Le condizioni di Sara sono peggiorate rapidamente. Ogni giorno è più mogia di quello precedente, e ormai mangia malvolentieri, e solo a imboccate, anche il salmone fresco. 

leri sera, poi, si è svegliata nel cuore della notte guaendo. È questo il segno che è giunto il momento? So che è la scelta più umana, ma mi manca ancora il coraggio di farlo. E se ci fosse ancora qualche possibilità per placare il suo dolore e farla vivere un po' di più?

Papà me ne ha parlato di nuovo. Mi ha esortato a portarla dal veterinario. Io gli ho detto che ci sto pensando, seriamente pensando, ma lui non sembrava credermi. «Il fatto che tu stia balbettando così tanto mi fa pensare che in realtà non vuoi farlo e non lo farai mai.» Certo che non voglio farlo, gli ho risposto, tu vorresti farlo? Nessuno vorrebbe dover fare una cosa simile.
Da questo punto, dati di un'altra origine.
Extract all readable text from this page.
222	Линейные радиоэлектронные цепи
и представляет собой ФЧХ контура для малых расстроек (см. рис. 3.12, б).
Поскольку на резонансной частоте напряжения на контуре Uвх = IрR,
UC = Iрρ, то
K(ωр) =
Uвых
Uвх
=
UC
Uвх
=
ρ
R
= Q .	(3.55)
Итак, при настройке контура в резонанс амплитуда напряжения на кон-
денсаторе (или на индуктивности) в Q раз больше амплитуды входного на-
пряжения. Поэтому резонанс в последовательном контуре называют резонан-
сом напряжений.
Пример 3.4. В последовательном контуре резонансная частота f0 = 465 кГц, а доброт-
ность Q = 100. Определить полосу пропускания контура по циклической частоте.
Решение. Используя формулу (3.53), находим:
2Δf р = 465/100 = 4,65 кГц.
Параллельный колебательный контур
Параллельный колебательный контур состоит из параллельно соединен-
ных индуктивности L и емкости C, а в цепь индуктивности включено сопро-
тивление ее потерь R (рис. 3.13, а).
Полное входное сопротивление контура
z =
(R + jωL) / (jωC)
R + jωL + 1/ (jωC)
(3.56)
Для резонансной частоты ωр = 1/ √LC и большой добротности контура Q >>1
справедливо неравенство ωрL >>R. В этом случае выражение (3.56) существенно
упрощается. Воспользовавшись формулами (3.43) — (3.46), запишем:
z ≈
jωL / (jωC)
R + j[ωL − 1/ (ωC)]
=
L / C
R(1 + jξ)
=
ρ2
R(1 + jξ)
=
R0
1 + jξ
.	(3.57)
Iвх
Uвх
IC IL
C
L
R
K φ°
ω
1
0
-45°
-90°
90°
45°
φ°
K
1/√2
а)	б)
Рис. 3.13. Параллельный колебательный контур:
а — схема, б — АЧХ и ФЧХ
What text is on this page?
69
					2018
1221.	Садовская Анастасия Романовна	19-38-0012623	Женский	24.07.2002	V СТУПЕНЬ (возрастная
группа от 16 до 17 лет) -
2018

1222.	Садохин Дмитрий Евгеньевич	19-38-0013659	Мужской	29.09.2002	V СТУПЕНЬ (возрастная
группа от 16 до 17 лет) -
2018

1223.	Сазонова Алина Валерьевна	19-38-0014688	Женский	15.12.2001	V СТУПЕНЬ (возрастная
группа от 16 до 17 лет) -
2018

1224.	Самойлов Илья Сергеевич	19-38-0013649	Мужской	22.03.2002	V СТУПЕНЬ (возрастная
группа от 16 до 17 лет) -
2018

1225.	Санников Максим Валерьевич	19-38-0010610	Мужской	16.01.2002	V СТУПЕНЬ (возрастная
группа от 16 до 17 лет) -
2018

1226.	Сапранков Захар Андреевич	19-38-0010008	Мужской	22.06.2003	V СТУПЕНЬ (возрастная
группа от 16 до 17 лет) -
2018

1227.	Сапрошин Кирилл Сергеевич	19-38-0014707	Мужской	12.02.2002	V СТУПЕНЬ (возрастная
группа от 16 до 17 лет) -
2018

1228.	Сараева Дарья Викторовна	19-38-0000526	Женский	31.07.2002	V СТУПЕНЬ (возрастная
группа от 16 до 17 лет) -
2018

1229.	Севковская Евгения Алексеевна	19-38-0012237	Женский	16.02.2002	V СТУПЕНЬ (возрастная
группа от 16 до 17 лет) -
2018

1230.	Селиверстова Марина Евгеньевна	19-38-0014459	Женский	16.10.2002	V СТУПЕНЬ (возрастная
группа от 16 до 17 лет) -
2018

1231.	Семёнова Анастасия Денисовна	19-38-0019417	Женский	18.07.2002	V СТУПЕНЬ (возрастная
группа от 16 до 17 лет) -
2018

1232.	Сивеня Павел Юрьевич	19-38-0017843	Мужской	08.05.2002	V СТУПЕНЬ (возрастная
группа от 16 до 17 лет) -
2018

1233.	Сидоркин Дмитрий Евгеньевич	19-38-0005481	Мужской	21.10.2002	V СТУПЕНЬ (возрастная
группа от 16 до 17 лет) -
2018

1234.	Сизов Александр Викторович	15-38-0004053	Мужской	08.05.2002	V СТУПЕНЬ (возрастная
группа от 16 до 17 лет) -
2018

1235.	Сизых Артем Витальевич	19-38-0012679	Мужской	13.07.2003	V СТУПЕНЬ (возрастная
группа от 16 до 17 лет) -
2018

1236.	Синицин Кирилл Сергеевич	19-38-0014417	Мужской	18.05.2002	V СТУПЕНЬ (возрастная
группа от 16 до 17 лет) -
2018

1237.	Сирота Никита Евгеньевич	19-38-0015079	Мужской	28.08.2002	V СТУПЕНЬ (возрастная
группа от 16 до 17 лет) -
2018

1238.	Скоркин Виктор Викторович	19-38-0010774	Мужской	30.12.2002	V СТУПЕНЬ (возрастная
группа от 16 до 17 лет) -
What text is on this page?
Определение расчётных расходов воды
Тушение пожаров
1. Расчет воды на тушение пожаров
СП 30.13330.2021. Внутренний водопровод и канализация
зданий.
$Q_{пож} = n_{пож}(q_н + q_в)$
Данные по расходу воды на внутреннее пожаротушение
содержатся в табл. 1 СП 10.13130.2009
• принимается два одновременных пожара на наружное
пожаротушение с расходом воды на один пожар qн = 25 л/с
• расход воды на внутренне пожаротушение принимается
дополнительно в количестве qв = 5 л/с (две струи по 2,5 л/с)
Ma se dovrò farlo, lo farò. Papà non ha ribattuto altro. Si è limitato a scuotere la testa e mormorare: «Ti conosco troppo bene...»

Mi crede così crudele? Non voglio che Sara soffra. Sì, ci starò male, ci sto già male, ma se dovrò farlo, lo farò. Sarò forte per lei. 

Comunque, la cosa che mi spezza di più il cuore, in questo momento, è che oggi rimmarrà sola praticamente tutto il giorno, perché starò a Milano per quel maledetto servizio fotografico d'alta moda. 

A Milano ci sono venuto con zia Elena. Papà è rimasto a casa, con Sara. Stamattina le ho dato un'extra dose di coccole, prima di partire, ed è stato così bello vederla scodinzolare.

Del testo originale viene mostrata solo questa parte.